クリオーゾ/広尾


女優との密会です。
文春砲の餌食にならないよう、穴蔵のような店の穴蔵のような個室を確保しました。店名のCuriosoとはイタリア語で「好奇心旺盛」という意味。名前の通り自由度の高いお店であり、コース料理からアラカルトまでイタリア郷土料理が百花繚乱。
ドラピエで乾杯。男性的な骨格と特有のふくらみのある酸が食前酒にピッタリ。

「最近、厄介なカメラマンに付きまとわれててさ」もうあの人の前じゃきちんと表情作れないわ、と伏し目がちの彼女。
アミューズはミニハンバーガー。解かり易い見た目と味わいで皆が大好きな味。ワガママを言えば、千切りにしたジャガイモのフレンチフライまで添えて欲しいところです。

「カメラマンってさ、どういう気持ちで撮ってるわけ?そこに恋愛感情はあるの?」うーん、僕はマタニティフォトとか、結婚披露宴とか、年賀状用の家族写真を付き合いで撮ることが多いから、そういう感じじゃないかなあ。もちろん純粋なポートレートは自分の好みの女の子しか撮らないから、当然に外観は大好きだ。それに、丸1日ふたりきりでデートしているようなものだから、素直に楽しくもある。
鮮魚の前菜盛り合わせ。右下から時計回りにヒラメ、アオリイカ、サバ、タイ、アジ、イサキ、中央はタコです。和食のように切って出すだけではなく、それぞれの素材に見合った一工夫が施されているのが嬉しい。特にサバは〆た後に炙りつつソースが添えられており、シェフの凝り性な一面がうかがえました。
ワインはイタリアワインを中心に5,000円代から。バランスのよい味わいで魚介中心の食事を邪魔せず安心して楽しめます。

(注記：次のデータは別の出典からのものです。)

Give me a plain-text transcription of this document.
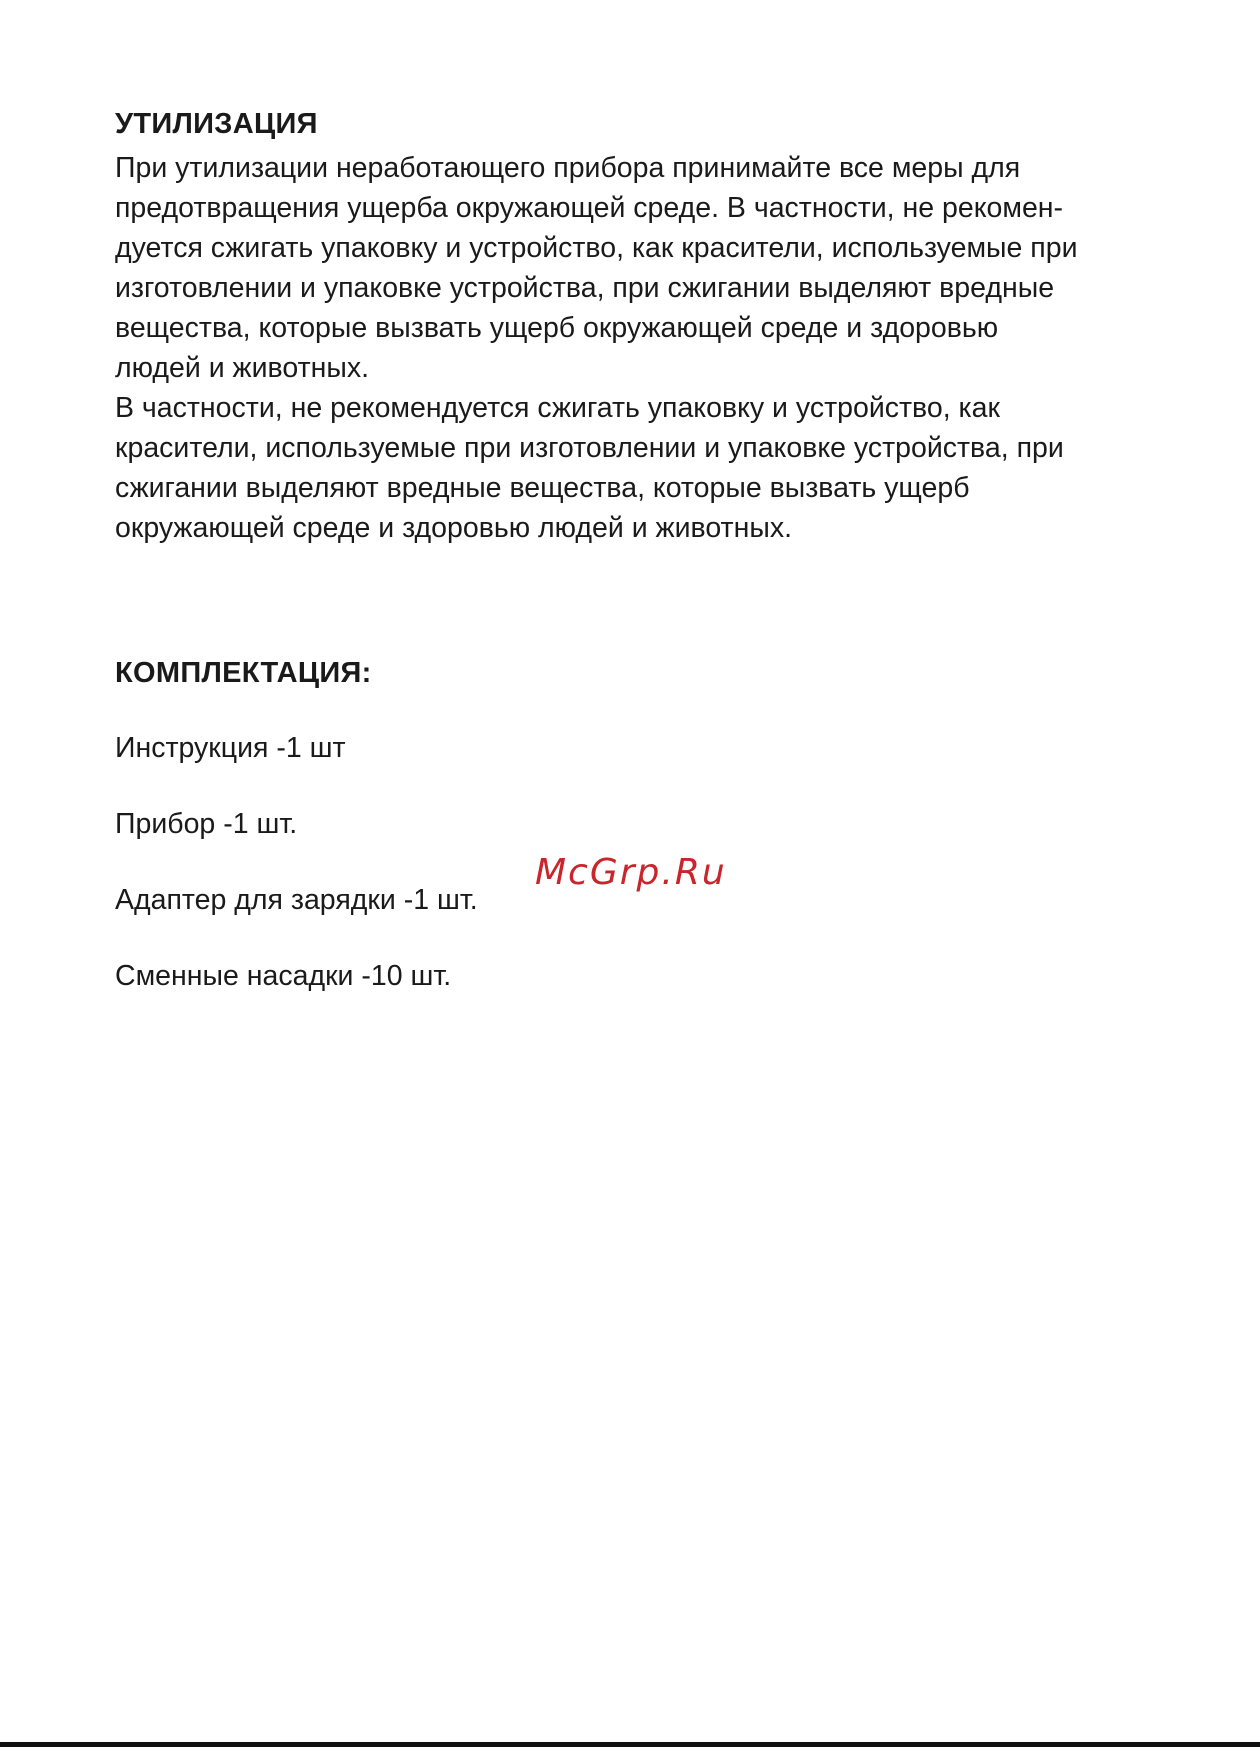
УТИЛИЗАЦИЯ

При утилизации неработающего прибора принимайте все меры для
предотвращения ущерба окружающей среде. В частности, не рекомен-
дуется сжигать упаковку и устройство, как красители, используемые при
изготовлении и упаковке устройства, при сжигании выделяют вредные
вещества, которые вызвать ущерб окружающей среде и здоровью
людей и животных.
В частности, не рекомендуется сжигать упаковку и устройство, как
красители, используемые при изготовлении и упаковке устройства, при
сжигании выделяют вредные вещества, которые вызвать ущерб
окружающей среде и здоровью людей и животных.

КОМПЛЕКТАЦИЯ:
Инструкция -1 шт
Прибор -1 шт.
Адаптер для зарядки -1 шт.
Сменные насадки -10 шт.
McGrp.Ru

「じゃあさ、今度あたしのこと撮ってくれない?宣材じゃなくて、作品撮り。もちろんギャラは払うから」ううむ、作品撮りか。はっきり言って苦手である。苦手な上に、キミからオファーを貰うだけで光栄だから、お金を取ることなんてできないよ、と答えると「ううん、タダほど高いものは無いって良く知ってるから、この業界にいるとね」
例えばこんな感じかな、と、彼女のスマホには古今東西の有名人の写真がギッシリ。面白いのはアニメや漫画の画像まで含まれている点。「漫画とかアニメとかのポージングってほんと魅力的。女の子の可愛い魅せ方、わかってるよね」なるほど。これまで二次元を参考にしたことはこれまで一度もなかった。今度、桂正和あたりを読み返してみよう。
魚のコロッケみたいな感じだったっけなあ。全然違っていたらごめんなさい。話に夢中で説明を聞き逃してしまいました。美味しかった記憶があることは間違いありません。

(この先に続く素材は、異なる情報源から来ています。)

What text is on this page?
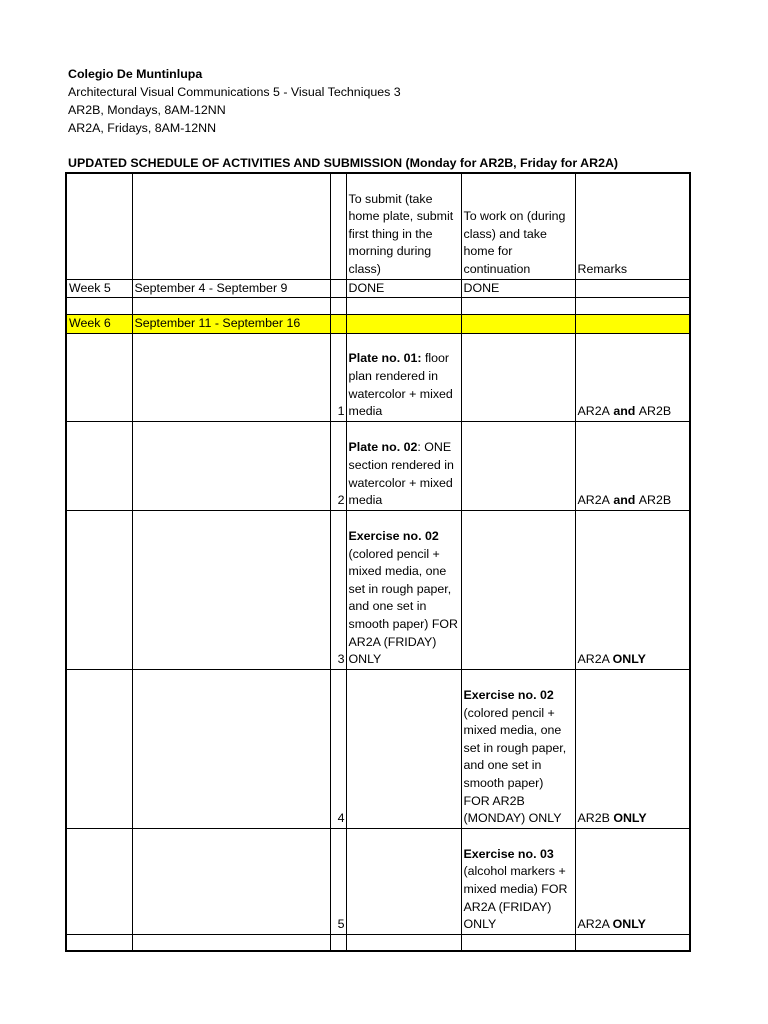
Colegio De Muntinlupa
Architectural Visual Communications 5 - Visual Techniques 3
AR2B, Mondays, 8AM-12NN
AR2A, Fridays, 8AM-12NN
UPDATED SCHEDULE OF ACTIVITIES AND SUBMISSION (Monday for AR2B, Friday for AR2A)
			To submit (take home plate, submit first thing in the morning during class)	To work on (during class) and take home for continuation	Remarks
Week 5	September 4 - September 9		DONE	DONE	

Week 6	September 11 - September 16				
		1	Plate no. 01: floor plan rendered in watercolor + mixed media		AR2A and AR2B
		2	Plate no. 02: ONE section rendered in watercolor + mixed media		AR2A and AR2B
		3	Exercise no. 02 (colored pencil + mixed media, one set in rough paper, and one set in smooth paper) FOR AR2A (FRIDAY) ONLY		AR2A ONLY
		4		Exercise no. 02 (colored pencil + mixed media, one set in rough paper, and one set in smooth paper) FOR AR2B (MONDAY) ONLY	AR2B ONLY
		5		Exercise no. 03 (alcohol markers + mixed media) FOR AR2A (FRIDAY) ONLY	AR2A ONLY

そうそう、この前の映画、すごく良かったよ。それにしても、よくあんな長ゼリフ覚えられるよね。「台詞はどんなに長くったって覚えられるものよ。きちんと台本を読み込んでおけば、文脈とか背景とかまで身体に沁み込むものだから。もちろん一言一句違わず、というわけにはいかないけれど、ポイントさえ押さえておけば大丈夫。テクニックとしては、テープに吹き込んで、ひたすら耳から覚えるってこともあるかなあ」
パスタは白身魚や青魚などの肉に種々のハーブ。トマトの風味をきかせて、味付けはカラスミです。これがもうメッタメタに美味しくて、思わずおかわりと叫びそうになりました。

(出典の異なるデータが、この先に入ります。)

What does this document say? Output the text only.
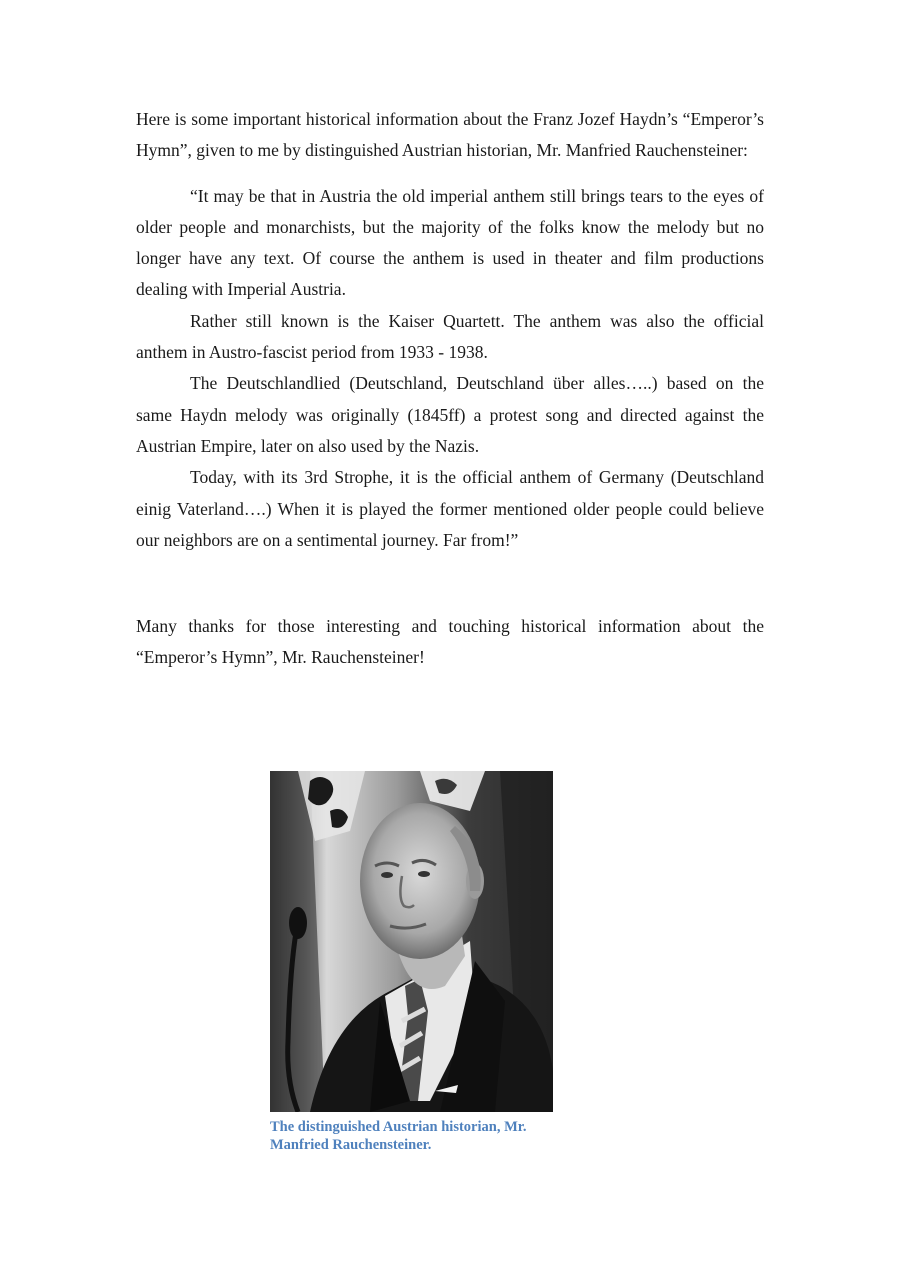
Here is some important historical information about the Franz Jozef Haydn’s “Emperor’s Hymn”, given to me by distinguished Austrian historian, Mr. Manfried Rauchensteiner:

“It may be that in Austria the old imperial anthem still brings tears to the eyes of older people and monarchists, but the majority of the folks know the melody but no longer have any text. Of course the anthem is used in theater and film productions dealing with Imperial Austria.

Rather still known is the Kaiser Quartett. The anthem was also the official anthem in Austro-fascist period from 1933 - 1938.

The Deutschlandlied (Deutschland, Deutschland über alles…..) based on the same Haydn melody was originally (1845ff) a protest song and directed against the Austrian Empire, later on also used by the Nazis.

Today, with its 3rd Strophe, it is the official anthem of Germany (Deutschland einig Vaterland….) When it is played the former mentioned older people could believe our neighbors are on a sentimental journey. Far from!”

Many thanks for those interesting and touching historical information about the “Emperor’s Hymn”, Mr. Rauchensteiner!

The distinguished Austrian historian, Mr. Manfried Rauchensteiner.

そう言えばあの演出家、息継ぎまで指定するって聞いたよ、作品としては完成しているけど、役者がロボットになっちゃって、役者そのものは記憶に残らないんだって。
ハンガリー産マンガリッツァ豚のロースト。個体差なのか脂が強烈で、胸がつかえるパワフルさでした。

「息継ぎまで指定されると、ちょっと怯むなあ。でも、きちんと台本を読み込んで、脚本家の意図とかを理解したら、自然とそこで息継ぎするようになると思うけどね、優秀な役者だったら」
デザートはイタリアンにしては(失礼)きちんと手の込んだものであり、満足の行くものでした。ホワイトキュラソーを少したらして大人の味に変えることができるのがいいですね。

「このまえ共演したあのヒト、全く稽古して来なくってさ。本番でも無茶苦茶。そこは絶対だぞっていう重要フレーズまで間違えちゃうの。絶対に許さない。骨、折ってやろうかと思った」
「あたしも○○さん(私の名)の行動力、見習わないとなあ。ホラ、○○さんって、声かけるとすぐに日時まで決まるじゃん?普通、ゴハン行こうってなっても、そこからが長くて、結局自然消滅するものだから」

うーん、私に行動力があるというよりも『諦めは心の養生』という考えが支配的であるだけかもしれません。候補日時をこちらがいくつか送りつけて、そのうちのいずれかに決まれば◎、決まらなくても相手から代替案が出てくれば○、適当にはぐらかされたり、既読スルーされたりすれば、さっさと身を引くだけのこと。それは相手が悪いのではなく、『会う価値ナシ』と判断された私の実力が不足しているだけのことである。
お土産にと、お店からプリンを持たせて頂けました。卵黄が濃厚でバニラビーンズもたっぷり。町のケーキ屋とは一線を画す味わいです。自宅まで幸せが続くって嬉しい。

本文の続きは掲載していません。